Abstract

Skin sensitization is an important toxic end point for both regulatory frameworks and safety assessment. There are many hurdles for a chemical to overcome in terms of inducing skin sensitization, although the binding of chemicals to skin protein is thought to be the rate-determining step. Current strategies to predict the skin sensitization potential of chemicals in silico is through the identification of electrophilic characteristics. A number of predictive schemes have been developed in recent years, some based on broad structural rules and some with a reaction chemistry mechanistic basis. This work compares two schemes that are based on reaction chemistry. The first scheme comprises a set of rules that characterize reaction mechanistic domains as proposed by Aptula and Roberts [(2006) Chem. Res.

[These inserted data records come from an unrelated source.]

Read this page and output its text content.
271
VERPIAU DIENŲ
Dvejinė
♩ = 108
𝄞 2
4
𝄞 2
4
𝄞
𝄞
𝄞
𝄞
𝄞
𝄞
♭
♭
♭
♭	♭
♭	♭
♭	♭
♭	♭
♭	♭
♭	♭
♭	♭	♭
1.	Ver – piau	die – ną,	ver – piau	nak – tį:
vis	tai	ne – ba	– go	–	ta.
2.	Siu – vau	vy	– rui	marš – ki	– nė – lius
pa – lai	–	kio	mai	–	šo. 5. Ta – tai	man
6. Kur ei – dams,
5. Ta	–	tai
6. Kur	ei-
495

Toxicol. 19, 1097-1105]. The second is a set of structure-toxicity and structure-metabolism pathways that are encoded and embedded into the TIssue MEtabolism Simulator skin sensitization model (TIMES-SS) [(2005) Int. J. Toxicol. 24, 189-204]. Here, a comparison of these schemes has been made using a recently published data set of 210 chemicals that have been tested in the local lymph node assay. The similarities and differences of the schemes are highlighted, together with modifications that could be made to TIMES-SS to harmonize the two approaches.